Fragen der Vernunft: Vom geringen Wert der Authentizität
Auf dem Weg zum besseren Menschen können auch Krawatten im Weg stehen. Und der Ethikrat bringt natürlich Sokrates ins Spiel.
K ürzlich ging ich nach häuslichen Querelen über einen Flohmarkt, um nach einer Hose zu suchen. Statt einer Hose kaufte ich einen Globus, einen goldenen Gürtel und drei verbeulte Silberlöffel. Während ich die Löffel in meine Tasche packte, sah ich die überquellende Besteckschublade zu Hause vor mir. Es ist ein schlechtes Zeichen, wenn die einzig verfügbare Aufheiterung der Kauf überflüssiger Dinge ist, dachte ich und griff nach einer Spardose in Eulenform. Als ich nach den Verkäufern suchte, sah ich den Ethikrat, der zerfledderte Strohhüte an einer Wäscheleine aufhing. Der Ethikrat, das sind drei ältere Herren von geringer Größe, die mir gelegentlich Hinweise in Fragen praktischer Ethik geben.
„Guten Tag“, sagte ich, „was soll die Spardose kosten?“ „Neun Euro“, sagte der Ratsvorsitzende, „weil Sie es sind.“ „Neun Euro“, wiederholte ich und betrachtete die Eule, deren Farbe abblätterte und die einen Fuß verloren hatte. „Gibt es noch einen Schlüssel?“ „Nein“, sagte der Ratsvorsitzende, „aber sicherlich kann ein kompetenter Schlüsseldienst einen nachmachen“. „Wie wären sechs Euro?“, fragte ich vorsichtig. „Halten Sie den Preis, den wir angesetzt haben, für übertrieben?“, fragte der Ratsvorsitzende und wandte sich den beiden anderen Ratsmitgliedern zu, die eine Puppe mit eingedrückter Nase auf den Verkaufstisch setzten. „Möglicherweise“, sagte ich, aber niemand hörte mir zu und ich kramte mein letztes Geld aus dem Portemonnaie.

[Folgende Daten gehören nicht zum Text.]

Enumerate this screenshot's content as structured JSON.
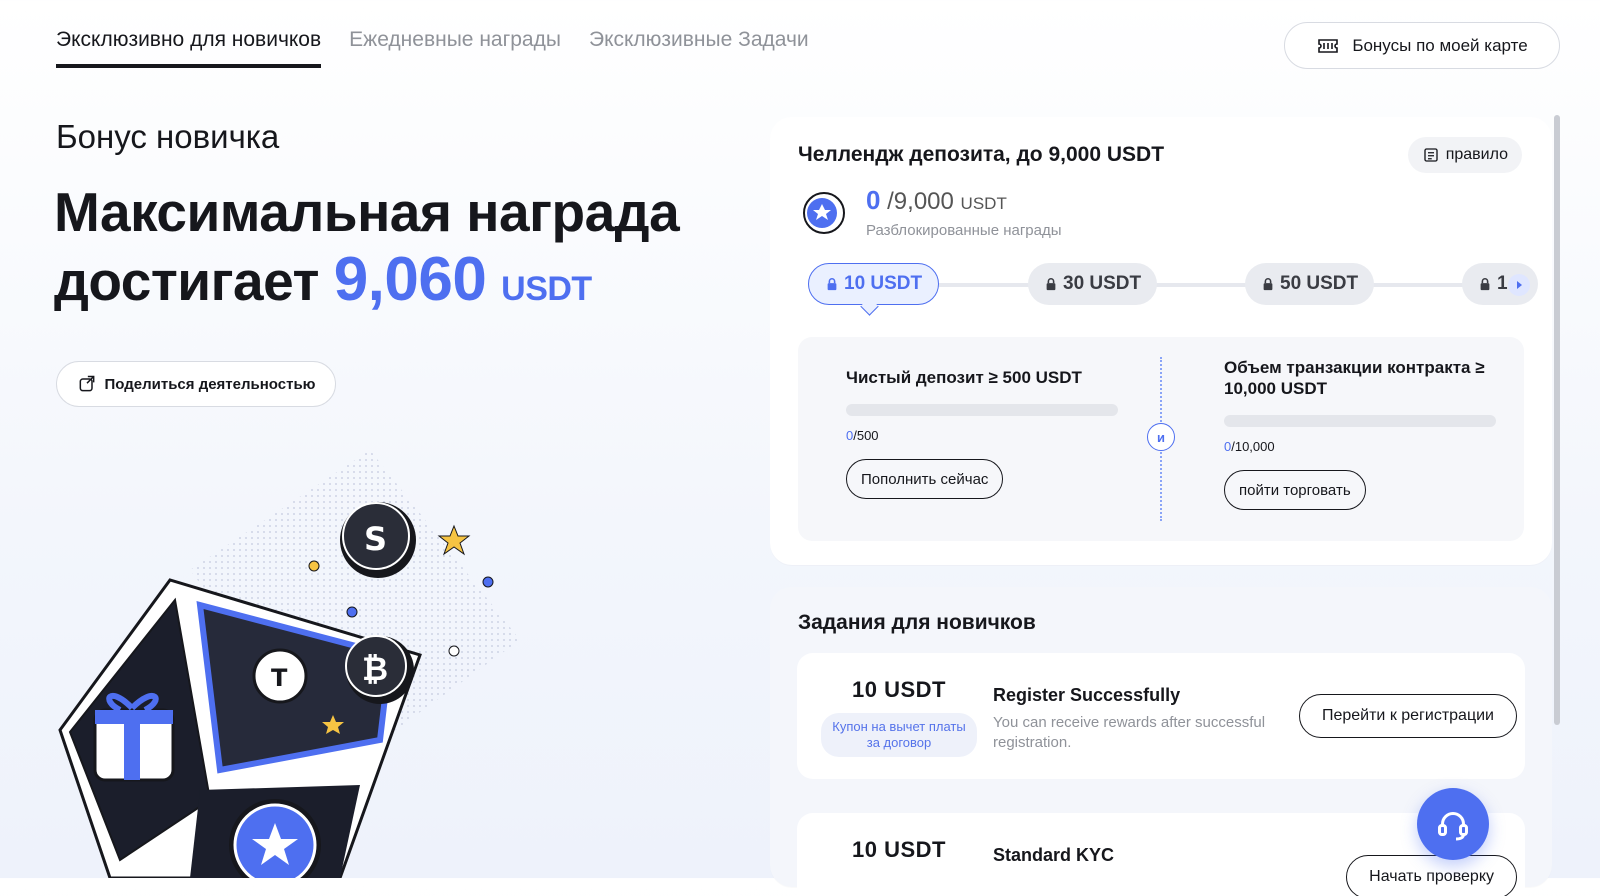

„Vielleicht wollen Sie Ihren Kindern eine Freude machen“, sagte eines der Ratsmitglieder, das in der Regel schwieg und hob die Puppe empor, die ein quäkendes Geräusch von sich gab. „Ehrlich gesagt nicht“, antwortete ich, „wir stehen gerade auf schlechtem Fuß.“ Tatsächlich hatte das ältere Kind im Streit über die Notwendigkeit, Geige zu üben, einen Begriff für mich gefunden, den ich nicht wiederholen möchte, woraufhin ich im Zorn seinen Flummi aus dem Fenster geworfen hatte.
„Ich habe danach an die Elternratgeber gedacht, die das Authentische so preisen“, sagte ich, während der Ratsvorsitzende die Eule in modrig riechendes Seidenpapier wickelte. „Mir leuchtet es nicht ein. Was bringt es, wenn man authentisch unangenehm ist?“ „Schöne Hüte, gute Hüte“, begann eines der Ratsmitglieder zu rufen, und ich hob meine Stimme. „,Hauptsache authentisch', sagen die Leute, und dann besuchen sie ihre Mutter lieber nicht im Pflegeheim, weil ihre Beziehung authentisch ambivalent ist. Aber vorher haben sie sie aus einem authentischen Bedürfnis noch als Babysitterin genutzt, solange sie fit genug war.“
Der bessere Mensch
Da drängte sich ein Hipster im Poloshirt neben mich. „Kannst du mal Platz machen?“, sagte er, aber es war keine Frage. „Kann ich nicht“, sagte ich und wandte mich an den Ratsvorsitzenden. „Ist die Geschichte der Philosophie nicht die des Versuchs, sich selbst zu einem besseren Menschen zu formen? Und nicht nur zu einer properen Hülle, die man bei Präsenztrainings und Pilates optimiert, damit man besser vorankommt?“
Der Ratsvorsitzende betrachtete mich mit schief gelegtem Kopf, während er einen Stapel groß gemusterter Krawatten in Richtung des Hipsters schob. „Ich möchte Sie an eine Überlegung Epiktets erinnern“, sagte er: „,So wurde Sokrates ein vollkommener Mann, indem er sich in allen Dingen dazu anhielt, nichts anderem als der Vernunft zu gehorchen. Du aber, wenn du auch noch nicht Sokrates bist, musst du doch leben wie einer, der ein Sokrates werden will.'“
„Und was bedeutet das konkret“, rief ich, „also etwa in Sachen Flummi?“, aber da johlte der Hipster: „Geil, diese Krawatten“ und rempelte mich zur Seite.